Hi and many thanks. I have used scp effectively for moving files onto RPi etc. but I am trying to copy several TB of data. That is why I wanted to use Rsync, but it is above my paygrade for soft links etc.

My favorite is to mount a remote file system with sshfs as follows:

sshfs -o allow_other alastair@192.168.xxx.xxx:/ /mnt

Then you have access to all of the remote file system … rsync or whatever.

However I just found out the hard way yesterday, the remote system needs to be running openssh and not dropbear as the ssh server :shame:. I was trying to get into an OpenWrt system!

Hi JulinaB,
I have tried this and having sorted my permissions, I have started by trying to copy files using Dolphin. Very easy but very very slow. I have several TB of files to copy. There must be a faster way. I believe rsync is faster but am getting confused by the soft links. Will keep trying while copying is in progress.
Thanks for the info on sshfs.
Regards,
Budge.

Hi Budgie2,

I may have missed some details but I didn’t quite get what speaks against nfs? It is very easy to set up via YaST as well as in terminal. You can simply export the folder on the separate drive of the remote machine Server A. You can mount it to /home/alastair/yourmediafolder/ on your local machine Client B or to any other location. Then you can simply copy to and fro with dolphin, via terminal and of course with rsync. With Dolphin an Client B you don’t even notice that it’s remote. I’m using a very similar set up with nfs server on my home server and three client syncing full home directories, just firefox profiles or backup to internal / external drives. I’m using unison rather than rsync but it’s a minor difference (fancy the optional GUI). As this is quite fast I even gave up on excluding temp files and folders e.g. of kaffeine TV video recorder or time shift function.
Permission settings can be handled - depending on your requirements.

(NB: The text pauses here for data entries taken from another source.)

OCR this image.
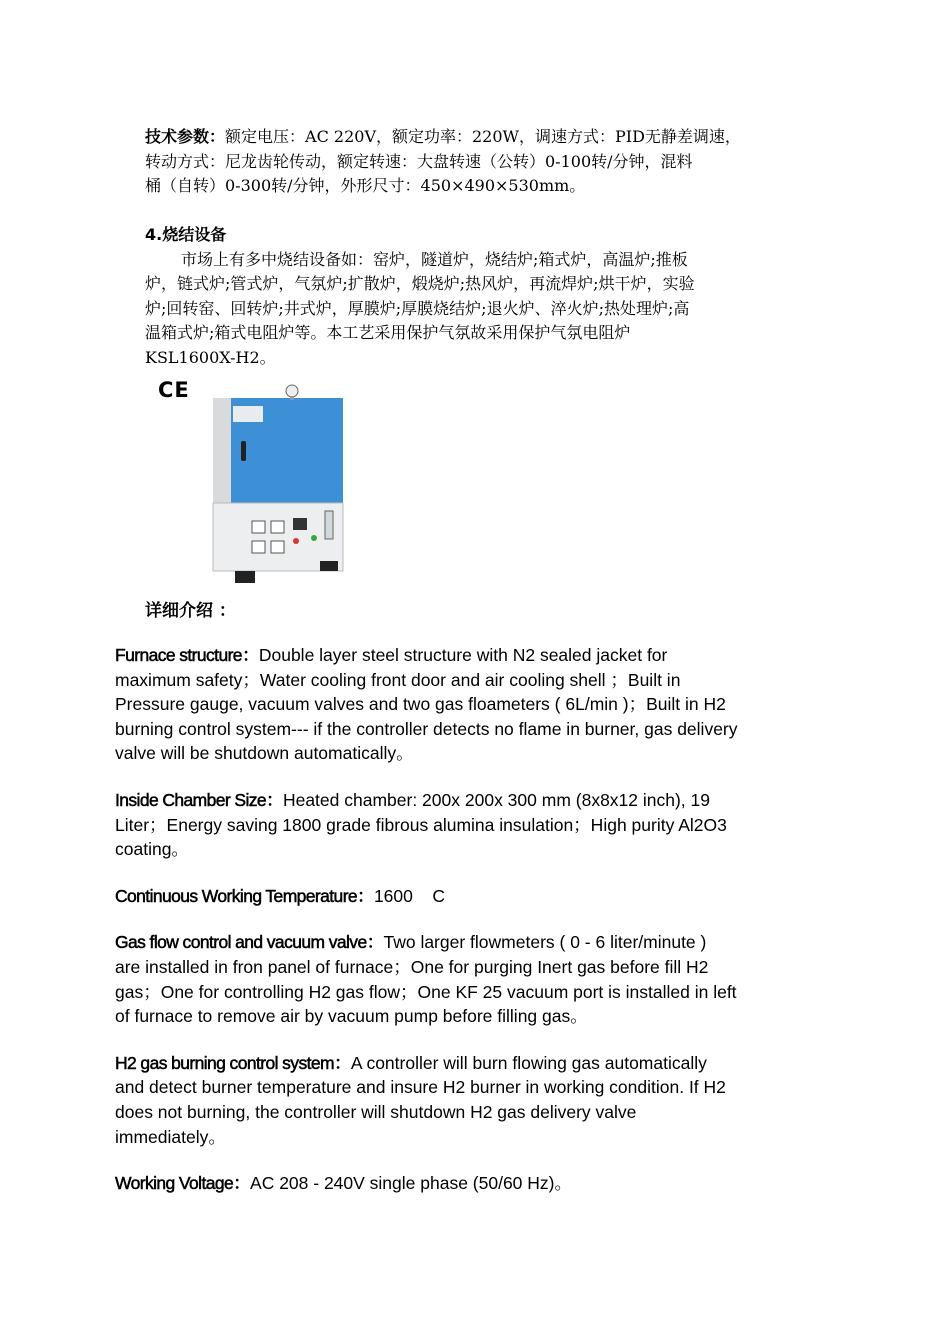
技术参数：额定电压：AC 220V，额定功率：220W，调速方式：PID无静差调速，
转动方式：尼龙齿轮传动，额定转速：大盘转速（公转）0-100转/分钟，混料
桶（自转）0-300转/分钟，外形尺寸：450×490×530mm。
4.烧结设备
市场上有多中烧结设备如：窑炉，隧道炉，烧结炉;箱式炉，高温炉;推板
炉，链式炉;管式炉，气氛炉;扩散炉，煅烧炉;热风炉，再流焊炉;烘干炉，实验
炉;回转窑、回转炉;井式炉，厚膜炉;厚膜烧结炉;退火炉、淬火炉;热处理炉;高
温箱式炉;箱式电阻炉等。本工艺采用保护气氛故采用保护气氛电阻炉
KSL1600X-H2。
CE
详细介绍 ：
Furnace structure：Double layer steel structure with N2 sealed jacket for
maximum safety；Water cooling front door and air cooling shell ；Built in
Pressure gauge, vacuum valves and two gas floameters ( 6L/min )；Built in H2
burning control system--- if the controller detects no flame in burner, gas delivery
valve will be shutdown automatically。
Inside Chamber Size：Heated chamber: 200x 200x 300 mm (8x8x12 inch), 19
Liter；Energy saving 1800 grade fibrous alumina insulation；High purity Al2O3
coating。
Continuous Working Temperature：1600    C
Gas flow control and vacuum valve：Two larger flowmeters ( 0 - 6 liter/minute )
are installed in fron panel of furnace；One for purging Inert gas before fill H2
gas；One for controlling H2 gas flow；One KF 25 vacuum port is installed in left
of furnace to remove air by vacuum pump before filling gas。
H2 gas burning control system：A controller will burn flowing gas automatically
and detect burner temperature and insure H2 burner in working condition. If H2
does not burning, the controller will shutdown H2 gas delivery valve
immediately。
Working Voltage：AC 208 - 240V single phase (50/60 Hz)。
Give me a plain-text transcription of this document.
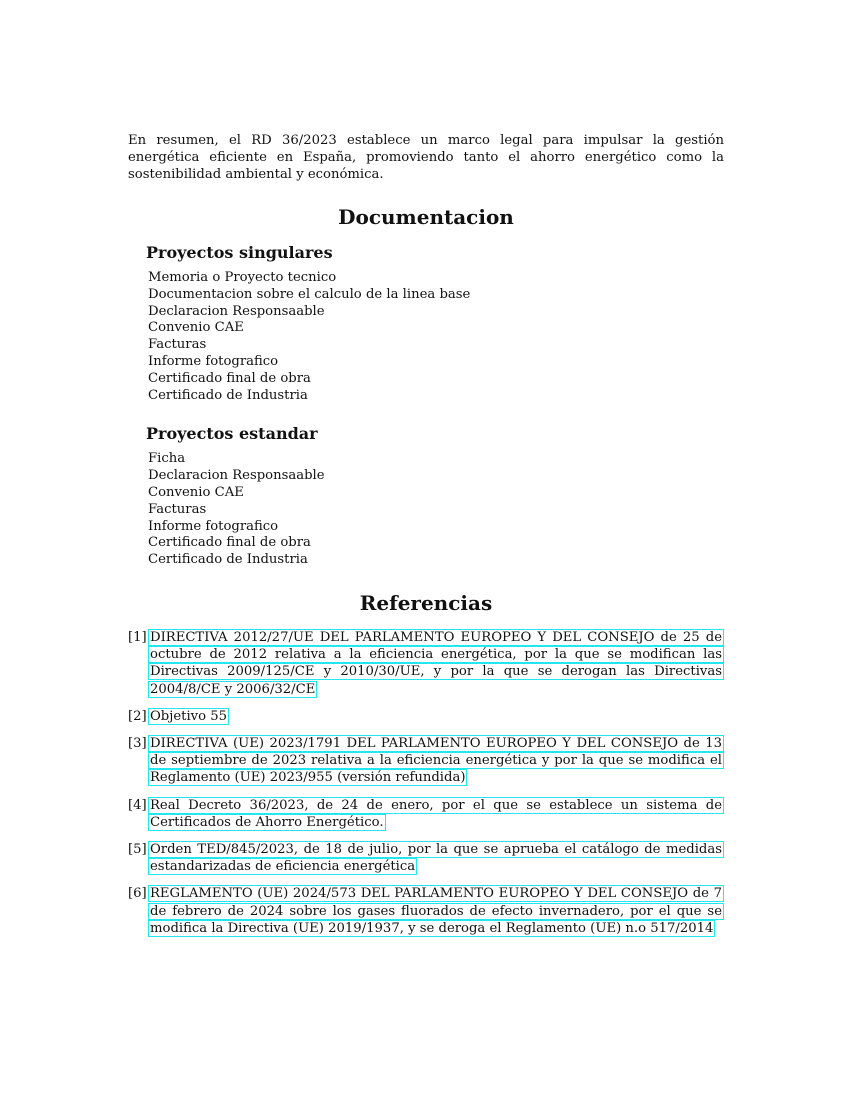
En resumen, el RD 36/2023 establece un marco legal para impulsar la gestión energética eficiente en España, promoviendo tanto el ahorro energético como la sostenibilidad ambiental y económica.

Documentacion
Proyectos singulares
Memoria o Proyecto tecnico
Documentacion sobre el calculo de la linea base
Declaracion Responsaable
Convenio CAE
Facturas
Informe fotografico
Certificado final de obra
Certificado de Industria
Proyectos estandar
Ficha
Declaracion Responsaable
Convenio CAE
Facturas
Informe fotografico
Certificado final de obra
Certificado de Industria
Referencias
[1] DIRECTIVA 2012/27/UE DEL PARLAMENTO EUROPEO Y DEL CONSEJO de 25 de octubre de 2012 relativa a la eficiencia energética, por la que se modifican las Directivas 2009/125/CE y 2010/30/UE, y por la que se derogan las Directivas 2004/8/CE y 2006/32/CE
[2] Objetivo 55
[3] DIRECTIVA (UE) 2023/1791 DEL PARLAMENTO EUROPEO Y DEL CONSEJO de 13 de septiembre de 2023 relativa a la eficiencia energética y por la que se modifica el Reglamento (UE) 2023/955 (versión refundida)
[4] Real Decreto 36/2023, de 24 de enero, por el que se establece un sistema de Certificados de Ahorro Energético.
[5] Orden TED/845/2023, de 18 de julio, por la que se aprueba el catálogo de medidas estandarizadas de eficiencia energética
[6] REGLAMENTO (UE) 2024/573 DEL PARLAMENTO EUROPEO Y DEL CONSEJO de 7 de febrero de 2024 sobre los gases fluorados de efecto invernadero, por el que se modifica la Directiva (UE) 2019/1937, y se deroga el Reglamento (UE) n.o 517/2014
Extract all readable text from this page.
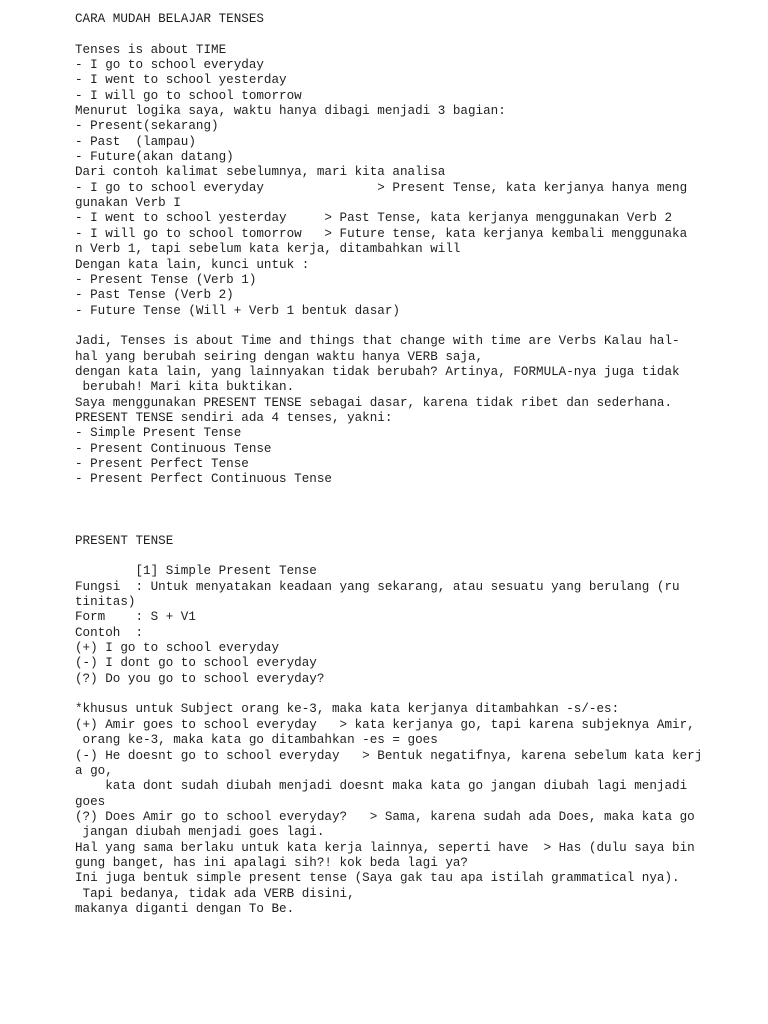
CARA MUDAH BELAJAR TENSES
Tenses is about TIME
- I go to school everyday
- I went to school yesterday
- I will go to school tomorrow
Menurut logika saya, waktu hanya dibagi menjadi 3 bagian:
- Present(sekarang)
- Past  (lampau)
- Future(akan datang)
Dari contoh kalimat sebelumnya, mari kita analisa
- I go to school everyday               > Present Tense, kata kerjanya hanya meng
gunakan Verb I
- I went to school yesterday     > Past Tense, kata kerjanya menggunakan Verb 2
- I will go to school tomorrow   > Future tense, kata kerjanya kembali menggunaka
n Verb 1, tapi sebelum kata kerja, ditambahkan will
Dengan kata lain, kunci untuk :
- Present Tense (Verb 1)
- Past Tense (Verb 2)
- Future Tense (Will + Verb 1 bentuk dasar)
Jadi, Tenses is about Time and things that change with time are Verbs Kalau hal-
hal yang berubah seiring dengan waktu hanya VERB saja,
dengan kata lain, yang lainnyakan tidak berubah? Artinya, FORMULA-nya juga tidak
berubah! Mari kita buktikan.
Saya menggunakan PRESENT TENSE sebagai dasar, karena tidak ribet dan sederhana.
PRESENT TENSE sendiri ada 4 tenses, yakni:
- Simple Present Tense
- Present Continuous Tense
- Present Perfect Tense
- Present Perfect Continuous Tense
PRESENT TENSE
[1] Simple Present Tense
Fungsi  : Untuk menyatakan keadaan yang sekarang, atau sesuatu yang berulang (ru
tinitas)
Form    : S + V1
Contoh  :
(+) I go to school everyday
(-) I dont go to school everyday
(?) Do you go to school everyday?
*khusus untuk Subject orang ke-3, maka kata kerjanya ditambahkan -s/-es:
(+) Amir goes to school everyday   > kata kerjanya go, tapi karena subjeknya Amir,
orang ke-3, maka kata go ditambahkan -es = goes
(-) He doesnt go to school everyday   > Bentuk negatifnya, karena sebelum kata kerj
a go,
kata dont sudah diubah menjadi doesnt maka kata go jangan diubah lagi menjadi
goes
(?) Does Amir go to school everyday?   > Sama, karena sudah ada Does, maka kata go
jangan diubah menjadi goes lagi.
Hal yang sama berlaku untuk kata kerja lainnya, seperti have  > Has (dulu saya bin
gung banget, has ini apalagi sih?! kok beda lagi ya?
Ini juga bentuk simple present tense (Saya gak tau apa istilah grammatical nya).
Tapi bedanya, tidak ada VERB disini,
makanya diganti dengan To Be.
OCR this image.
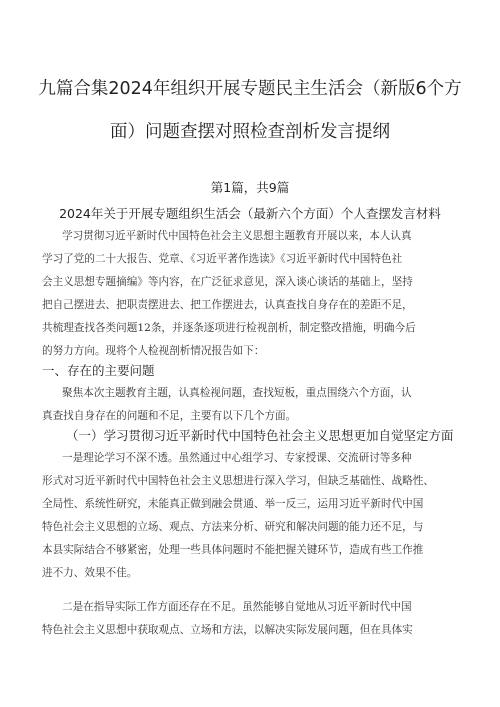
九篇合集2024年组织开展专题民主生活会（新版6个方
面）问题查摆对照检查剖析发言提纲
第1篇，共9篇
2024年关于开展专题组织生活会（最新六个方面）个人查摆发言材料
学习贯彻习近平新时代中国特色社会主义思想主题教育开展以来，本人认真
学习了党的二十大报告、党章、《习近平著作选读》《习近平新时代中国特色社
会主义思想专题摘编》等内容，在广泛征求意见，深入谈心谈话的基础上，坚持
把自己摆进去、把职责摆进去、把工作摆进去，认真查找自身存在的差距不足，
共梳理查找各类问题12条，并逐条逐项进行检视剖析，制定整改措施，明确今后
的努力方向。现将个人检视剖析情况报告如下：
一、存在的主要问题
聚焦本次主题教育主题，认真检视问题，查找短板，重点围绕六个方面，认
真查找自身存在的问题和不足，主要有以下几个方面。
（一）学习贯彻习近平新时代中国特色社会主义思想更加自觉坚定方面
一是理论学习不深不透。虽然通过中心组学习、专家授课、交流研讨等多种
形式对习近平新时代中国特色社会主义思想进行深入学习，但缺乏基础性、战略性、
全局性、系统性研究，未能真正做到融会贯通、举一反三，运用习近平新时代中国
特色社会主义思想的立场、观点、方法来分析、研究和解决问题的能力还不足，与
本县实际结合不够紧密，处理一些具体问题时不能把握关键环节，造成有些工作推
进不力、效果不佳。
二是在指导实际工作方面还存在不足。虽然能够自觉地从习近平新时代中国
特色社会主义思想中获取观点、立场和方法，以解决实际发展问题，但在具体实
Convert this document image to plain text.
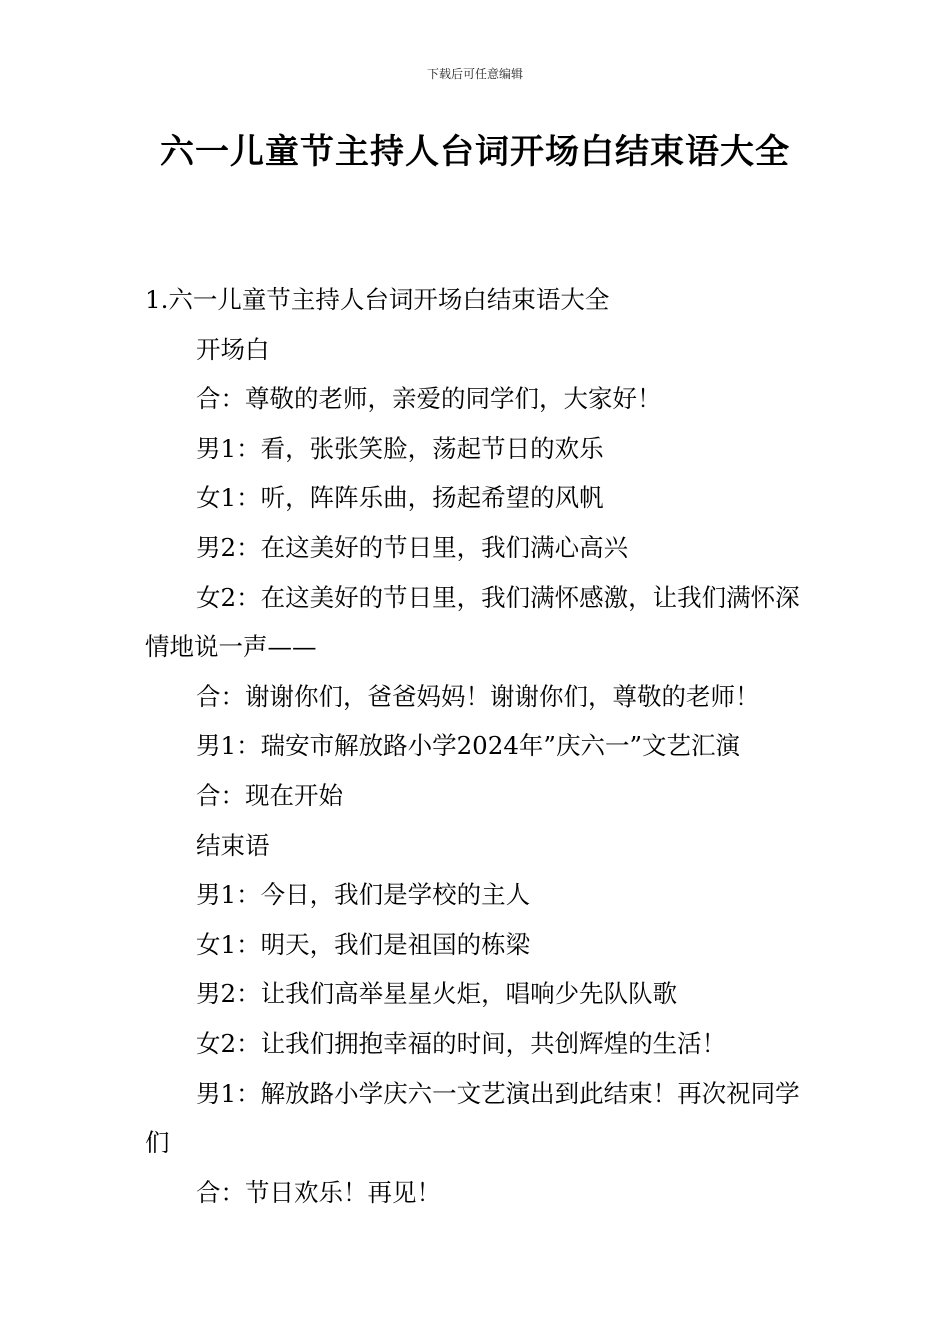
下载后可任意编辑
六一儿童节主持人台词开场白结束语大全

1.六一儿童节主持人台词开场白结束语大全

开场白

合：尊敬的老师，亲爱的同学们，大家好！

男1：看，张张笑脸，荡起节日的欢乐

女1：听，阵阵乐曲，扬起希望的风帆

男2：在这美好的节日里，我们满心高兴

女2：在这美好的节日里，我们满怀感激，让我们满怀深情地说一声——

合：谢谢你们，爸爸妈妈！谢谢你们，尊敬的老师！

男1：瑞安市解放路小学2024年”庆六一”文艺汇演

合：现在开始

结束语

男1：今日，我们是学校的主人

女1：明天，我们是祖国的栋梁

男2：让我们高举星星火炬，唱响少先队队歌

女2：让我们拥抱幸福的时间，共创辉煌的生活！

男1：解放路小学庆六一文艺演出到此结束！再次祝同学们

合：节日欢乐！再见！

I was just going to suggest Dolphin’s fish protocol, but I see that somebody already has. I don’t understand what you mean by Dolphin being slower than other software. As far as I know, unless you’ve made some kind of QOS modifications to your network, any transfer software would just blast data down the pipe at the maxminum rate available, right? You could maybe get a speed increase by not transferring the data without encryption, or perhaps compressing everything into a zipped up tarball, but zipping and taring multiple terabytes of data before you even start the transmission could still take a while (especially if you’re going to try for maximal compression).Only other thing that could give other software a speed advantage would be transmitting over UDP rather than TCP, but I can’t imagine any widely used file transfer software is going to transmit actual file data over UDP.

Network speeds are always going to be a limiting factor. Is it practical to move one of the hard drives to the other machine for the copy?